Search code examples
machine-learningdeep-learningnlppytorchtorchtext

How is Vocab and Integer (one hot) representation stored and what does the ('string', int) tuple means in torchtext.vocab()?


I am trying to train an RNN for binary classification. I have my vocab made from 1000000 words and please find the below outputs...

text_field = torchtext.data.Field(tokenize=word_tokenize)

print(text_field.vocab.freqs.most_common(15))
>>
[('.', 516822), (',', 490533), ('the', 464796), ('to', 298670), ("''", 264416), ('of', 226307), ('I', 224927), ('and', 215722), ('a', 211773), ('is', 180965), ('you', 180359), ('``', 165889), ('that', 156425), ('in', 138038), (':', 132294)]
print(text_field.vocab.itos[:15])
>>
['<unk>', '<pad>', '.', ',', 'the', 'to', "''", 'of', 'I', 'and', 'a', 'is', 'you', '``', 'that']
text_field.vocab.stoi
>>
{'<unk>': 0,'<pad>': 1,'.': 2,',': 3,'the': 4,'to': 5,"''": 6,'of': 7,'I': 8,'and': 9,'a': 10, 'is': 11,'you': 12,'``': 13,'that': 14,'in': 15,....................

The documentation says:

freqs – A collections.Counter object holding the frequencies of tokens in the data used to build the Vocab.
stoi – A collections.defaultdict instance mapping token strings to numerical identifiers.
itos – A list of token strings indexed by their numerical identifiers.

Which not comprehensible by me.

Can Some one Please explain what are these by giving the intuition of each of those?

For example, if the is represented by 4, then does it mean that if a sentence contains the word the,

  1. Is it going to be a 1 at location 4? OR
  2. Is it going to be a 1 at position 464796 OR
  3. Is it going to be a 4 at position 464796??

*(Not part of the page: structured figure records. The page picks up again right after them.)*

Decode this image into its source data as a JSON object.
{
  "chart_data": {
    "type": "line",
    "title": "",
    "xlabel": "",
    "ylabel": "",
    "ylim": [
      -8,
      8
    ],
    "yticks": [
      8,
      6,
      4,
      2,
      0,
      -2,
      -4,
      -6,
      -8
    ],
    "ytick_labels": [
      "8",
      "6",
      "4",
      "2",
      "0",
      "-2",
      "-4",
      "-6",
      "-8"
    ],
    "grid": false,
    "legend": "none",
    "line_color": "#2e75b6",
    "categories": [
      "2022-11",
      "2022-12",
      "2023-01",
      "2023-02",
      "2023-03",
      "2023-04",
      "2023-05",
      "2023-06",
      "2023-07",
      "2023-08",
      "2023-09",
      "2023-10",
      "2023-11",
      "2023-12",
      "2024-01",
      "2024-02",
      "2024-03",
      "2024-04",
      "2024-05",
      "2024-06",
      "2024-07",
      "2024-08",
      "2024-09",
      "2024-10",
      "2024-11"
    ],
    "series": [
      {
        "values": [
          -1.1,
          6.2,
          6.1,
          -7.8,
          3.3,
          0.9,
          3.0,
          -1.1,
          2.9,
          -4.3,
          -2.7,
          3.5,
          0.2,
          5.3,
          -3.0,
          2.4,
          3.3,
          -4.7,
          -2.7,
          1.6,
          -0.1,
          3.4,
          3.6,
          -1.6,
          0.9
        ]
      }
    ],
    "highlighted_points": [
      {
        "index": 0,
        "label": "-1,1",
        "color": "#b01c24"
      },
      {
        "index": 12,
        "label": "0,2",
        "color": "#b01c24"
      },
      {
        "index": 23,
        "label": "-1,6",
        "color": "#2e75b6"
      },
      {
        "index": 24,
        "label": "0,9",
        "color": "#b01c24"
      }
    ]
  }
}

What happens when multiple the are there there??


Solution

  • If "the" is represented by 4, then that means that

    • itos[4] is "the"
    • stoi["the"] is 4
    • there is a tuple ('the', <count>) somewhere in freqs, where count is the number of times that 'the' appears in your input text. That count has nothing to do with its numerical identifier 4.